Optometri juga menghasilkan sumber daya manusia yang mampu mendidik masyarakat tentang kesehatan mata, dan memberikan solusi atas berbagai keluhan terkait masalah penglihatan, khususnya karena kelainan refraksi mata yang memerlukan koreksi. Optometri merupakan filter pertama dalam pemeriksaan kesehatan mata sebelum pasien dirujuk ke Opthalmologis.

Daftarkan dirimu segera di Optometri UKRIDA, bergabung menjadi pemimpin untuk masa depan dan kesehatan yang lebih baik! UKRIDA, take the lead!

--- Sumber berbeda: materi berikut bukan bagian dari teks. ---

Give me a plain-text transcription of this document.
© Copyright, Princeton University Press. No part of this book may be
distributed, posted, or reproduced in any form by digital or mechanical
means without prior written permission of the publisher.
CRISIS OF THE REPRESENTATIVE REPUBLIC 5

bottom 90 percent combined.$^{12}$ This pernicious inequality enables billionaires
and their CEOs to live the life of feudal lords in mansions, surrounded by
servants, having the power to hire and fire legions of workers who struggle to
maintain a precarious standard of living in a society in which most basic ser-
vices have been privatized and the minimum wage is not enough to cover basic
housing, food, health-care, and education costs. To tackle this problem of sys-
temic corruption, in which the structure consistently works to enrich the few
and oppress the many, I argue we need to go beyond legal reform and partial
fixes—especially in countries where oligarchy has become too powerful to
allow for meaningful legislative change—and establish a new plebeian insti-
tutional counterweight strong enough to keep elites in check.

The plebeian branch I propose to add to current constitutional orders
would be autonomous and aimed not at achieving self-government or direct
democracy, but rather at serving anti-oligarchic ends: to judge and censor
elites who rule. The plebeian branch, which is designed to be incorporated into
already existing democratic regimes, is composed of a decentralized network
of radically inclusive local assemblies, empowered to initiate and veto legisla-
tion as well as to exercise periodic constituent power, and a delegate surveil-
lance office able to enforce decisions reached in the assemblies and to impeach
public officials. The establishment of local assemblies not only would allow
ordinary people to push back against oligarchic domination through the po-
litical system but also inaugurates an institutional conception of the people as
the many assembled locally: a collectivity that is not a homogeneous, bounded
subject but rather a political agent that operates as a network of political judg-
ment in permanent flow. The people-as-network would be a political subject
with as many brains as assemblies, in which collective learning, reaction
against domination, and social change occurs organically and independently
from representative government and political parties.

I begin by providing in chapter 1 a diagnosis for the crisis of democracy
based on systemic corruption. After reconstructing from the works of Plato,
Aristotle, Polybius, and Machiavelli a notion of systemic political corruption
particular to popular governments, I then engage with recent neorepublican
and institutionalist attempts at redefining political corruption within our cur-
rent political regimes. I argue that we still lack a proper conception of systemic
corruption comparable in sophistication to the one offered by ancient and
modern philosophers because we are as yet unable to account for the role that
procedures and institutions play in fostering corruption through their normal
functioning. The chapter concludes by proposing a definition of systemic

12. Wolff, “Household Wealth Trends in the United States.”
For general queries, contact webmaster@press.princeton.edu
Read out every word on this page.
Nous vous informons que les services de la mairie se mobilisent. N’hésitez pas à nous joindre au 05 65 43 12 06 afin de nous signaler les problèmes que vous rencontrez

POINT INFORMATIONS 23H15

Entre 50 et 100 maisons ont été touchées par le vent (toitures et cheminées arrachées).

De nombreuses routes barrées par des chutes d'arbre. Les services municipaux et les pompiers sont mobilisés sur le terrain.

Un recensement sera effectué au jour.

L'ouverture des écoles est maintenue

Sarjana Optometris memiliki wewenang untuk memeriksa ketajaman penglihatan seseorang secara teratur, memeriksa masalah kesehatan mata atau gangguan pengelihatan seperti kondisi mata rabun jauh, rabun dekat, dan astigmatisme, serta memperbaiki dan merehabilitasi kelainan refraksi dengan meresepkan kacamata dan lensa kontak. Optometris juga dapat mendiagnosa beberapa kondisi seperti glaukoma, konjungtivitis dan retinopati diabetik.

Seorang Optomteri dapat merujuk pasien ke dokter spesialis mata jika seorang pasien dicurigai memiliki penyakit mata. Selain itu, Optometris dilatih memahami secara mendalam berbagai macam instrumen yang berkaitan dengan penyakit mata dan perkembangan terkini dari peralatan tersebut serta semua kemampuan yang dimiliki oleh refraksionis-optisien.

Menurut Global Vision Impairment Data 2015 (WHO), >75% dari gangguan kesehatan mata sebenarnya dapat dicegah. Kerugian negara akibat kebutaan dan gangguan penglihatan akan sangat besar, karena seorang penderita menjadi tidak produktif.

Perlu kita ketahui, bahwa di dunia ada 3 jenjang/jenis tenaga kesehatan mata, yaitu: dokter mata, optometris dan refrakto-optisi, saat ini di Indonesia, belum ada lulusan optometris. Pada kenyataannya kebutuhan akan sarjana terapan optometri sangat dibutuhkan untuk sekarang ataupun di masa yang akan datang. Berangkat dari fenomena tersebut UKRIDA membuka program studi terbarunya yaitu Optometri dalam kegiatan pembelajaran.

Berdiri di bawah Fakultas Kedokteran dan Ilmu Kesehatan, program studi sarjana terapan Optometri merupakan program strata-1 pertama dan satu-satunya di Indonesia. Sehingga dapat dibayangkan seberapa besar peluang pekerjaan yang ada pada bidang tersebut dibandingkan dengan program studi lainnya.